Директор вернулся поздно, когда город уже был под коммунистами. И те, кто собирался на вокзале, оказались первыми, кто его увидел.
6
Уже было темно. Вокзал полыхал десятками дуговых ламп, а на перроне и рельсах уже лежали ночные длинные тени.
Пан директор гимназии соскочил с грузового поезда – на лбу угольный след, левый рукав пиджака оторван – и зашагал по перрону, покачиваясь, как сомнамбула.
Когда пан Данилюк проходил под очередным фонарём, его опознал Юлиан Шкательберг – тот самый, белобрысый, который мечтал проектировать танки и уже придумал оригинальную конструкцию с тремя дулами.
– А, дети, – директор натужно улыбнулся. – Всё вы замечаете, дети…
И он, хромая, отправился домой – через железнодорожный мост. Ступеньки преодолеть было непросто, и иногда ему приходилось опускаться на четвереньках.
Он жил рядом, через улицу от гимназии, и добрался до дома своим ходом.
Наутро он появился снова в гимназии – умытый, причёсанный, с разглаженными усами и в новом светло-сером костюме.

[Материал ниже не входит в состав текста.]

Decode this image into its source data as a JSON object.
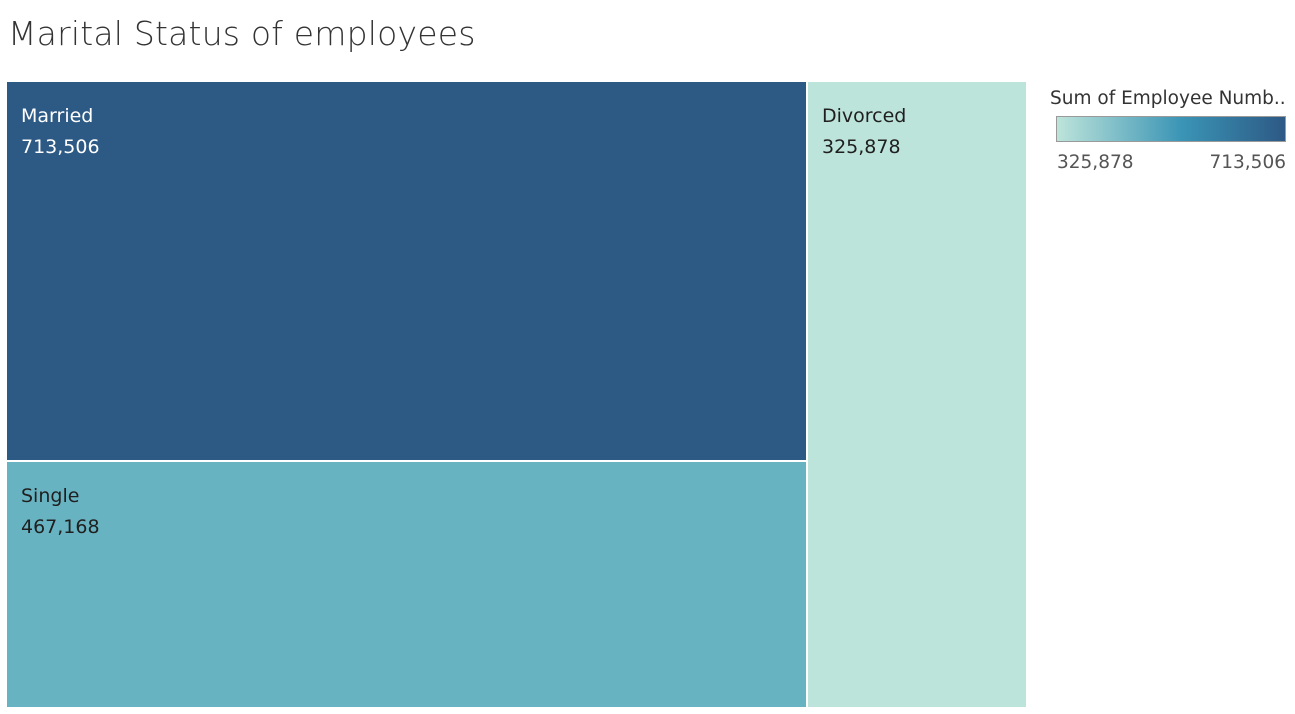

И объявил второй сбор – опять во дворе.
Среди перепуганных уже второй сменой власти гимназистов поползли новые слухи. Даже Юлиан Шкательберг не мог сказать, как ухитрился пан директор добраться до Бреста-над-Бугом из немецкой зоны оккупации. Не иначе – прорвался на новом, сверхзасекреченном танке. А значит, он что-то знает.
А ещё говорили, что директор разыскал в Краковском гетто шифры колдуна Твардовского. Именно с их помощью и будет проходить то самое тайное обучение.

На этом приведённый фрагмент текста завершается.